When people come to me for matters of the heart, one of the most frequent questions that I receive is “I want love—how can I find it?” I get this question so often, in fact, that I’ve wondered if there’s a clandestine formula to finding love. While I’m not sure that I’ve come across the formula, the assorted prayers and spells, candles, rituals, and open letters have all proven one thing: Love is something that we all want to experience.
Although it is something that we yearn for many times, we are in search of the wrong thing. What we don’t realize is that we too often mistake romance for love, unaware that the two are not identical; in fact, they are two very different concepts.
Romance is defined as the “mystery associated with love”. Romance, the verb, is the act of courting and wooing. Romance is the perfect night in the city and the feeling you get when sitting opposite an attractive person over candlelight. It is the exhilaration of a first kiss. It is as sweet as a handhold and is as fiery as a one night stand.
Romance shows us the possibilities of love, but one thing is for certain: romance is fleeting. When it flees and we come to the realization that those possibilities were just possibilities, this is when we shrug our shoulders and accept its departure or, sometimes, it’s disappearance leaves us unfulfilled, tangled, upset, and maybe even heartbroken. If we understood the difference between love and romance from the start, would we be in a better position to discover the love of our life?
According to American psychologist and psychometrician Robert J. Sternberg‘s “triangular theory of love,” there are eight forms of love.
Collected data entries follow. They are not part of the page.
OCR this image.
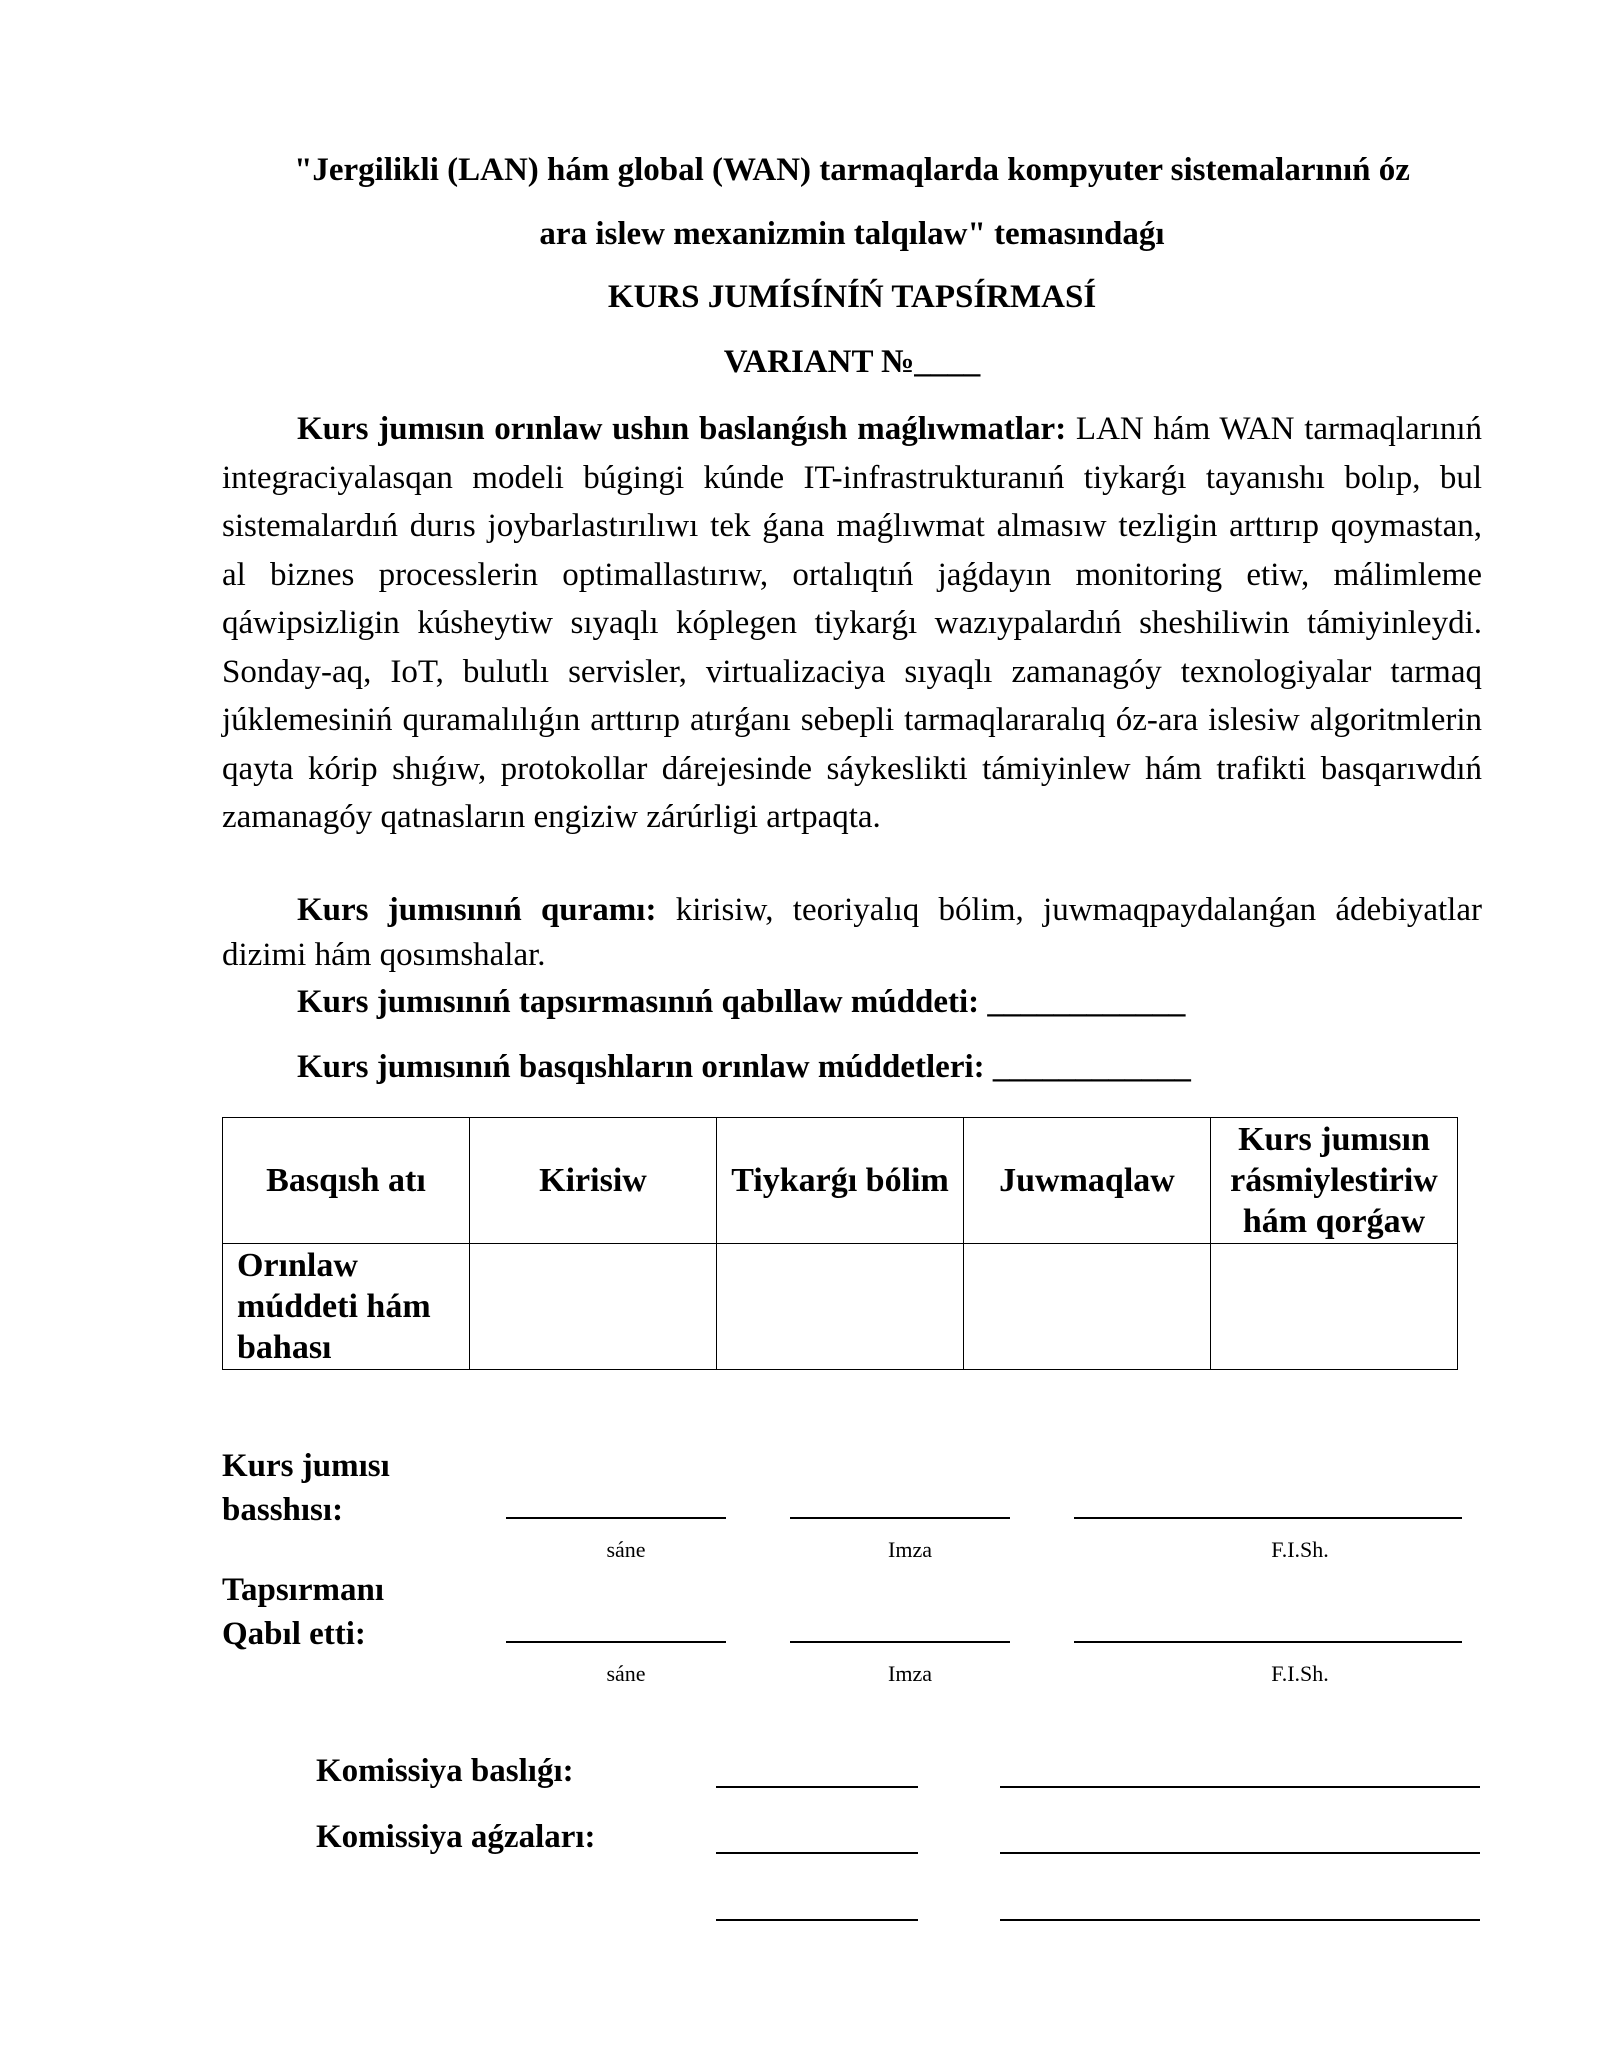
"Jergilikli (LAN) hám global (WAN) tarmaqlarda kompyuter sistemalarınıń óz

ara islew mexanizmin talqılaw" temasındaǵı

KURS JUMÍSÍNÍŃ TAPSÍRMASÍ

VARIANT №____

Kurs jumısın orınlaw ushın baslanǵısh maǵlıwmatlar: LAN hám WAN tarmaqlarınıń integraciyalasqan modeli búgingi kúnde IT-infrastrukturanıń tiykarǵı tayanıshı bolıp, bul sistemalardıń durıs joybarlastırılıwı tek ǵana maǵlıwmat almasıw tezligin arttırıp qoymastan, al biznes processlerin optimallastırıw, ortalıqtıń jaǵdayın monitoring etiw, málimleme qáwipsizligin kúsheytiw sıyaqlı kóplegen tiykarǵı wazıypalardıń sheshiliwin támiyinleydi. Sonday-aq, IoT, bulutlı servisler, virtualizaciya sıyaqlı zamanagóy texnologiyalar tarmaq júklemesiniń quramalılıǵın arttırıp atırǵanı sebepli tarmaqlararalıq óz-ara islesiw algoritmlerin qayta kórip shıǵıw, protokollar dárejesinde sáykeslikti támiyinlew hám trafikti basqarıwdıń zamanagóy qatnasların engiziw zárúrligi artpaqta.

Kurs jumısınıń quramı: kirisiw, teoriyalıq bólim, juwmaqpaydalanǵan ádebiyatlar dizimi hám qosımshalar.

Kurs jumısınıń tapsırmasınıń qabıllaw múddeti: ____________
Kurs jumısınıń basqıshların orınlaw múddetleri: ____________
Basqısh atı	Kirisiw	Tiykarǵı bólim	Juwmaqlaw	Kurs jumısın rásmiylestiriw hám qorǵaw
Orınlaw múddeti hám bahası				
Kurs jumısı basshısı:
sáne	Imza	F.I.Sh.
Tapsırmanı Qabıl etti:
sáne	Imza	F.I.Sh.
Komissiya baslıǵı:
Komissiya aǵzaları:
I won’t bore you with the descriptions of each, but I will give a general explanation of one form we are all in search of: consummate love. Consummate love is made up of three key things: passion, intimacy, and commitment. It is complete. It is the “fairytale” love.
We believe (and are sometimes taught) that consummate love only exists in the movies. While some of us dream of or cherish this kind of love, some of us may gag at the sight of couples who seem perfect. We say to ourselves, “They can’t be as perfect as they seem.” For some of us, negativity spews from our mouths when examining couples who seem to have found the secret recipe, not because we are truly unnerved by the sight of it, but because it is our deep desire to find a love this rewarding. Those who scoff (for whatever reason) at consummate love and those who have found it have often been bruised by poor lovers.
Yet so many times we are drawn to the kind of lover that can cause destruction in our lives and disruption in our souls. We ditch the “good” person and welcome the exciting partner, who may not have the best intentions. You may even ask yourself, “Why do I do this?” or “How do I end up in the same situation time and time again?” I can tell you this: It is your belief that you are not worthy of real, sacred love.
Real love forces you to blossom. Good lovers show us the uncomfortable truth that “our deepest fear is not that we are inadequate, our deepest fear is that we are powerful beyond measure” (thank you, Marianne Williamson). A good lover, much like a solid friend and ally, will hold up the mirror to you. The poor lover has absolutely no strength to do so. Initially, it is more rousing to be with the bad lover but proves to be the trickier choice in the long run. By pushing away the solid lover, we push away our light. Ultimately it is easier to try and fix someone else then face the mirror and begin self-mastery.
If at this point you find these words resonating with you, you may be wondering, “Well, how do I find consummate love?” You must first ask yourself, “Am I ready to do the work for a love that lasts?”
It is not easy by any means. Real love isn’t necessarily something that is found. Almost always, you must be on the path to finding or rediscovering yourself first. To be the good lover, you must know what YOU want. By not knowing what you want, you make yourself vulnerable to the destructive behaviors of the poor lover. When you are unsure of what it is you want, your inner flame is much easier to blow out.
Real love is transformative; a poor lover is someone who has an inability to watch another transform. To be a good lover, you have to know what it feels like to be on both the receiving and giving ends of love. This requires courage of a different kind and strength that helps you stand firm when the ego tells you to run back to your old ways. It requires depth, wisdom, and the capacity to say “yes” and “no” with confidence.
Real love shows you the sides of yourself that you may have never seen or buried deep within; it deepens your relationships with others. It is an active choice that you have complete control over. In real love, you feel powerful. The blend of passion and intimacy exhilarate you in this kind of love; the commitment to it sets you free.
There is no end or a point where you say, “This is it,” as it is a journey. It should be you choosing to let another soul, who understands your dichotomy, be a witness to your personal evolution. Love is a learning experience, and as they say, “When the student is ready, the teacher will appear.” Consummate love is an emancipation.
So before we light any candles or say any spells, I urge you to write a proclamation to the universe for EXACTLY what you want in a lover. Then forget about it and work on your own liberation. You may just get exactly what you asked for.